Mahler Symphony No 9

A stunning Ninth holds the promise of so much more to look forward to

Record and Artist Details

Composer or Director: Gustav Mahler

Genre:

Orchestral

Label: BIS

Media Format: Hybrid SACD

Media Runtime: 0

Mastering:

Stereo
DDD

Catalogue Number: BIS-SACD1710

Tracks:

Composition Artist Credit
Symphony No. 9 Gustav Mahler, Composer
Gustav Mahler, Composer
Alan Gilbert’s Mahler may be new to Gramophone readers, but the opening is full of a familiar ache – the Andante comodo tempo, the anacrusis in the first theme, the portamento in the violins all perfectly judged in the halting start to a journey taken almost reluctantly in the here and now rather than remembered from afar. Among familiar and celebrated accounts, therefore, Gilbert is aligned with Abbado rather than Haitink (or Bernstein rather than Giulini). Like Abbado (and very few others), he is exceedingly mindful of Mahler’s markings. My one query arises at fig 13, where he inserts a general pause, just as Karajan did, to prevent the end of the cello line clashing with the horn anacrusis – which Mahler clearly intends them to, especially when the movement’s first marked full pause is only 10 bars away.

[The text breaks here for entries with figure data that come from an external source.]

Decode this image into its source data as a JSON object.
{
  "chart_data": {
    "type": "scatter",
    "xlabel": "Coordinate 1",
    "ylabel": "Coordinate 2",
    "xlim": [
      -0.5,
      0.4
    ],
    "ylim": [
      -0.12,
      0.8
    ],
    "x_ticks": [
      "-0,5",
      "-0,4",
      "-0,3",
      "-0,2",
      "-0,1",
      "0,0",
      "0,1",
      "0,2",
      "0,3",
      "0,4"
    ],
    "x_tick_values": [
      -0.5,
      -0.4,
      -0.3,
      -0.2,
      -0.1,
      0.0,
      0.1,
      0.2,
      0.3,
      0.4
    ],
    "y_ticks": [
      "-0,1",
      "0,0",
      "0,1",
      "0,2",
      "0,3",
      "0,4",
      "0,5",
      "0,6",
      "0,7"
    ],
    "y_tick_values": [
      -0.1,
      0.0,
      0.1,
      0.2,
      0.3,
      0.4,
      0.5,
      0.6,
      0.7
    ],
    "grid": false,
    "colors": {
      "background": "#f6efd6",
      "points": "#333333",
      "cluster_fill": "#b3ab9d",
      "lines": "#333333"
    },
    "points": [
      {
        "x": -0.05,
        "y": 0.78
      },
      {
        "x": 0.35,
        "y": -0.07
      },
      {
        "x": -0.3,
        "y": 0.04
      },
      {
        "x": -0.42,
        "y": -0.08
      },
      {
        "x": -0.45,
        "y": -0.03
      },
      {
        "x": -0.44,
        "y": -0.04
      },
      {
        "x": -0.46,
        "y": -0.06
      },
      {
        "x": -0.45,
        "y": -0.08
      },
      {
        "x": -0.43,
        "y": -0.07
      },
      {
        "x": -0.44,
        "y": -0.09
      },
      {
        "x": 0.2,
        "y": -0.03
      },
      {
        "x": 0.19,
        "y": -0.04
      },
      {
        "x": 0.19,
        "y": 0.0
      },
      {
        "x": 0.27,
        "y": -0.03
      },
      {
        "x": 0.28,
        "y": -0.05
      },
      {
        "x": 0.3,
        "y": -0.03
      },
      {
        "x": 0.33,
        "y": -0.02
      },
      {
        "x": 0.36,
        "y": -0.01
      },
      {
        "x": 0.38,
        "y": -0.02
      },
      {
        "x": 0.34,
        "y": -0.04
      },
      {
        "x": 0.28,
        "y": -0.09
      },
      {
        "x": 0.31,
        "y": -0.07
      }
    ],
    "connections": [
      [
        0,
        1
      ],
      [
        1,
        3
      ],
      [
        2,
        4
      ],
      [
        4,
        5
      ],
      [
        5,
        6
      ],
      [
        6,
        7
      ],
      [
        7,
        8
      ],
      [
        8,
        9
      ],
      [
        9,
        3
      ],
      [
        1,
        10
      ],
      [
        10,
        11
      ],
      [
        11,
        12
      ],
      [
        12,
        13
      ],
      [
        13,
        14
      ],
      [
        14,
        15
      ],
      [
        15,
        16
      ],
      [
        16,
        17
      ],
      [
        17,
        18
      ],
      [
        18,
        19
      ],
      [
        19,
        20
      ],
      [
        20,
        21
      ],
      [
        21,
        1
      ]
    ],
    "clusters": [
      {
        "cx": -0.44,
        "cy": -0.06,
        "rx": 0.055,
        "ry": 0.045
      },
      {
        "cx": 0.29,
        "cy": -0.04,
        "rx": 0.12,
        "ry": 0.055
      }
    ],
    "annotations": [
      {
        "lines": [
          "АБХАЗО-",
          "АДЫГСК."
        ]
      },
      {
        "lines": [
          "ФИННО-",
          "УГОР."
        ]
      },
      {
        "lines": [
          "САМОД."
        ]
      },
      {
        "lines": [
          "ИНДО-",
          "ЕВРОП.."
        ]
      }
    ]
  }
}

On a technical level this must, I think, be the finest recording the work has received. Every note is audible – and the achievement of the orchestra (still more extraordinary than that of the engineers) is to play them and show how they all matter. So often the string parts overlap and finish each other’s sentences, as in a Haydn quartet or a Bach fugue (examples of which Mahler was studying intensively while composing the Ninth). In this case a studio recording is a distinct advantage, especially since the emotional charge hardly drops after the opening of the work. Gilbert juggles the many tempi of the inner movements to whip up the requisite hysteria (this isn’t a performance for those who must have their banality served on a silver salver) before offering true catharsis with the Adagio. Even in the last bars, the pulse and grammar of the music hold – just about; reminding us that at the beginning of the Tenth the violas pick up where they leave off here.

This first recording of Gilbert conducting Mahler is rather more than work in progress, but recent broadcasts of the Third (from Hamburg) and Das klagende Lied (from New York) suggest that we have much to look forward to. It is as exhausting and purifying an experience as any 80 minutes spent in your listening room has the right to be.